Opinião

Coluna AMC: Soneto

Coluna AMC: Soneto

Eu entendo a palavra do soneto. Eu a entendo palavra por palavra, como a vejo. Entendo no mesmo instante em que o poeta a derramou por sobre as folhas. Cada letra encadeada. Cada sentença. Cada ponto e ponto e vírgula. Eu leio o soneto como um bobo com o coração na palma das minhas mãos. O mesmo coração que eu entrego a quem eu amo.

Eu invejo o poeta no seu labor. Eu invejo as ideias que vão se formando como nuvens se acumulando para chuva. O poema é a chuva caindo, inevitável. Devemos aceitar isso e nada mais. O soneto é pausa e movimento. É enfeite e alegoria. Mas também pode ser sério e distante. Apressado e calmo sem perder o compasso. Aquela “asa ritmada” da qual tanto se fala. O soneto ama. O soneto odeia. O soneto é todas as coisas numa só enquanto seus versos banham o litoral da nossa alma. Lavando toda sujeira. Enchendo a paisagem. Trazendo um pouco de saudade.

O som do soneto é pleno de verdade. É fato consumado. Uma flecha que alcança sempre o alvo. Então nos assustamos por algo que pode reter tantas sinceridades. E queremos ser iguais. Queremos ser sinceros e verdadeiros e claros. Queremos o soneto refletindo no que somos e nos somando algo mais, intangível. O soneto é a cama. É a cama onde o amor acontece quando ninguém mais esperava. Ou quando todos esperavam, mas não queriam admitir.

O soneto lança tudo para o alto. Esquece as regras de etiqueta e devolve as cores e os brilhos de alguém que já não queria mais nada dessa vida. O soneto ressuscita, depois de três dias tem-se o seu milagre. A pedra removida pela luz do amor mais brilhante. Basta apenas um instante e nada mais é como já foi.
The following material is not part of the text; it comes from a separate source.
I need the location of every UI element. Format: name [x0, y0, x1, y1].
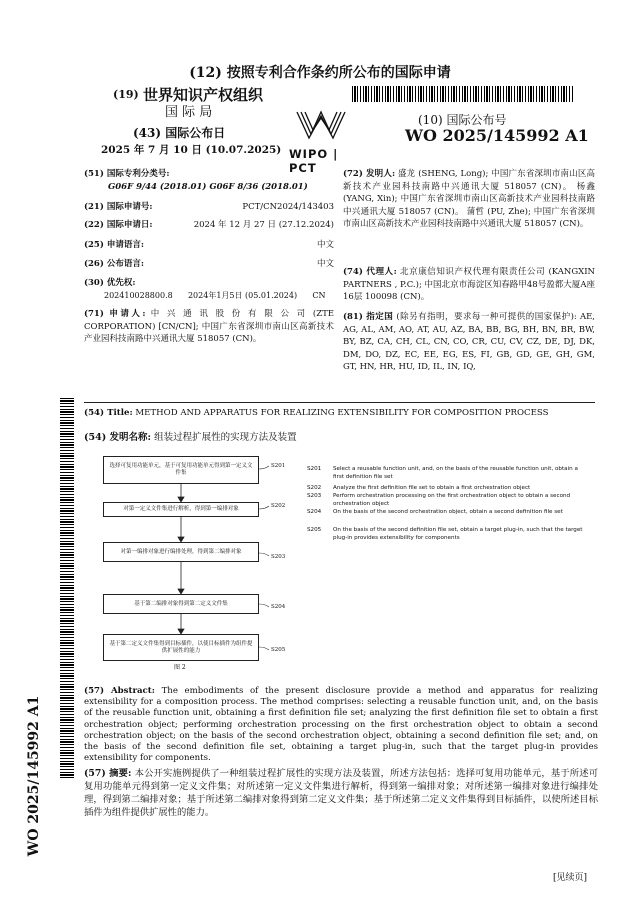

O soneto chama de volta o casal apaixonado e transforma a noite em dia é o dia em noite, sem nenhum aviso, sem nenhum medo ou culpa. O soneto privilegia as almas que dele se alimentam. E sustenta a vida nas suas mais variáveis formas. Tanto antes como agora. Num infinito daquele instante, quando o poeta o rabiscou. O esboço precário, naquele pedaço de guardanapo sujo de vinho e sangue. O acúmulo das horas em cada vocábulo. A densidade e o peso dos corações opressos.

O soneto não conta histórias. Ele não tem a paciência da prosa. Ele quer ser rápido e intenso como um tombo não evitado.

O soneto não desvia. Ele segue e nos puxa pelo braço mesmo quando não queremos. O soneto toma o espaço e ensina o que for preciso. Antes, agora ou depois. Ele não tem pressa para alcançar a todos com suas grandes asas prateadas.

Carlos Eduardo dos Santos Martins – Anestesiologista – CRM/PR – 20965.